Donnerstag, 18. Oktober 2012

Kirchheim: Beobachten für zwei Stunden

Das Wetter in Thüringen ist derzeit wenig astronomenfreundlich. Fast täglich werden klare Nächte vorhergesagt, nur um am kommenden Morgen um einen Tag verschoben zu werden. Noch haben wir ein paar Tage vor uns, aber wenn das mit Vorhersage und Wirklichkeit so weitergeht ...

Immerhin: Gestern Abend riss die Bewölkung dann doch mal auf und ich stellte erst mal meinem 8 Zoll-Dobson zum Auskühlen raus. Aus Richtung Süden schob sich eine Syphschicht heran, doch ein Bereich rund um Fuhrmann, Stier, Perseus und Cassiopeia blieb frei.

Also richtete ich mich erst einmal darauf ein, Deep-Sky-Objekte vorwiegend in dieser Himmelsgegend zu beobachten.

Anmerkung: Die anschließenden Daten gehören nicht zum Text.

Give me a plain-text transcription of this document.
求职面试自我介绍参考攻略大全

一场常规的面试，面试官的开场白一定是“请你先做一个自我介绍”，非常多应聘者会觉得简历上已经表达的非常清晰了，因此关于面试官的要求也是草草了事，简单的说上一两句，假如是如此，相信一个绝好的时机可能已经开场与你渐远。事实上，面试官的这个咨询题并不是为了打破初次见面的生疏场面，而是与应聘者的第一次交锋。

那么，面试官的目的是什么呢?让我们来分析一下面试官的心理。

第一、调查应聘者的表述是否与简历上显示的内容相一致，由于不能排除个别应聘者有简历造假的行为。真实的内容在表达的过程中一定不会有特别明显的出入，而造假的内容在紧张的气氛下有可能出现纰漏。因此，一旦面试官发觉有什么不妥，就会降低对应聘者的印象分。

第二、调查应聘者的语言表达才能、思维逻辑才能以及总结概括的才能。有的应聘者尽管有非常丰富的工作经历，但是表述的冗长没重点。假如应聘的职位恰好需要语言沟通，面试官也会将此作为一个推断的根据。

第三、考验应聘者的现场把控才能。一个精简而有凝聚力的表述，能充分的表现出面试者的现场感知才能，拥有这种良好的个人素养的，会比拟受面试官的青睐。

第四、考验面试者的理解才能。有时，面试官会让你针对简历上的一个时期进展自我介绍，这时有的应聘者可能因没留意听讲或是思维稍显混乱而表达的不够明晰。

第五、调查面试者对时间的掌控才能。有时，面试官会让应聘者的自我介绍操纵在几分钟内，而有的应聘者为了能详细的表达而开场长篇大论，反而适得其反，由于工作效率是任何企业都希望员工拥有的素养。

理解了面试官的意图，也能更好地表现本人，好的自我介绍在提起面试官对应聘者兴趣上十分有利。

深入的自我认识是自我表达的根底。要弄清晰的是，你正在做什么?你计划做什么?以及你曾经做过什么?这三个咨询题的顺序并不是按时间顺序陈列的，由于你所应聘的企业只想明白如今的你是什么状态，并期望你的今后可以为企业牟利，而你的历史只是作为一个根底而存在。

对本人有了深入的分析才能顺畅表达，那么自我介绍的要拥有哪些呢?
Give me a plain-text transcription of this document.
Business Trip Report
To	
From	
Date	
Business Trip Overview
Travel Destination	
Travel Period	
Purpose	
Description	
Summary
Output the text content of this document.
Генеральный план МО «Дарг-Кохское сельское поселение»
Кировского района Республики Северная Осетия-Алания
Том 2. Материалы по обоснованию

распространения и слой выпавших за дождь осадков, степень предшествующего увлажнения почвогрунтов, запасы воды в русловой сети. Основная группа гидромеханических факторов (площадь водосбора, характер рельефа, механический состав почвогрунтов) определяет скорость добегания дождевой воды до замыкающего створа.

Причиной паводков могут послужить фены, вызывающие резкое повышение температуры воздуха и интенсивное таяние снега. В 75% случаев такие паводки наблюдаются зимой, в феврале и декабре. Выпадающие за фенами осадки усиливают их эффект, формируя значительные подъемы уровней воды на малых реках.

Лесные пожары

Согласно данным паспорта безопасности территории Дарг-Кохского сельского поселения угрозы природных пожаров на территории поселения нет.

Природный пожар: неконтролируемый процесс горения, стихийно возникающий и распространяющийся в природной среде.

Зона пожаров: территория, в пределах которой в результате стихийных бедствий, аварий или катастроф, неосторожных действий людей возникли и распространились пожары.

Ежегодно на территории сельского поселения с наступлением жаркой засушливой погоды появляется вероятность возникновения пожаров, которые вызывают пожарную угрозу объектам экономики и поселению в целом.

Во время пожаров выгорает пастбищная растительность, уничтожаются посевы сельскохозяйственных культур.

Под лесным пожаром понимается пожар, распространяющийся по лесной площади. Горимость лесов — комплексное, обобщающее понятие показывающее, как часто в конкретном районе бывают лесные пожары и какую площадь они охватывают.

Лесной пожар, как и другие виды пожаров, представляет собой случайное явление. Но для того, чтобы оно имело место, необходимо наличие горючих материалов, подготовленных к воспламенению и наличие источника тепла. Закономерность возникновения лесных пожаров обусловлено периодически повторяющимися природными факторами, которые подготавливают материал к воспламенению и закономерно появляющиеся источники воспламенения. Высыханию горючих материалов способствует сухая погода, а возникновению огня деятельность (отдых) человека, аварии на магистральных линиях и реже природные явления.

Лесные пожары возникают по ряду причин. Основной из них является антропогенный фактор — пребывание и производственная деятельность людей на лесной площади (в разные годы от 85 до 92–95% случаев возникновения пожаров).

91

Da der Jupiter zu Beginn der Beobachtung um ca. 23 Uhr schon recht hoch stand, schwenkte ich das Teleskop erst einmal auf den größten Planeten des Sonnensystems. Das Seeing war nicht berauschend, doch deutlich besser als noch einen Tag zuvor. Neben dem immer sichtbaren nördlichen und südlichen Band konnte mit meinem 9 mm TS-Planetary-Okular bei 133x Strukturen im SEB, und die südpolare Wolkenzone sehen. Beeindruckend war auch die gerade stattfindende Konjuntktion zwischen den Monden II (Europa) und IV (Kallisto). Gleichzeitig warf I (Io) seinen Schatten auf die Jupiteratmosphäre.

Von Westen her näherte sich bedrohlich die Syphschicht, doch sie schien mit einem Mal abzustoppen und leicht zurück zu weichen.

Daher konzentrierte ich mich erst einmal auf die Deep Sky-Beobachtung. Hierzu nahm ich mein 36mm-Zweizollokular und beobachtete erst einmal bekannte Showpieces wie die offenen Sternhaufen M 36, M 37 und M 38. Den 4500 Lichtjahre entfernten und etwa 30 Mitglieder enthaltenden offenen Sternhaufen NGC 1907 nahm ich dann auch gleich mit.

Im Stier visierte ich M 1 ein, den berühmten Supernovaüberrest im Stier, der für den Achtzöller schon eine etwas härtere Nuss war. Leicht zu finden, blieb er auch bei indirektem Sehen nur ein schwacher Schemen an Nachthimmel. Ein wohl eher seltener beobachteter Sternhaufen ist NGC 1647 im Stier. Obwohl 6,40 mag hell, wischt man beim Suchen eher über diese lockere, rd. 1800 Lichtjahre von der Erde entfernte Sternanhäufung hinweg. Schuld daran ist seine völlig regellos erscheinende Sortierung der Sterne. Erst im zweiten Anlauf fand ich zu ihm und der in der Nähe stehende Sternhaufen NGC 1746 war noch schwerer zu finden. Hier muss aber beachtet werden, dass die Sterne von NGC 1746 nach heutigen Erkenntnissen physikalisch nicht zusammen gehören, sondern eine zufällige Ansammlung, einen sogenannten Asterismus, darstellen.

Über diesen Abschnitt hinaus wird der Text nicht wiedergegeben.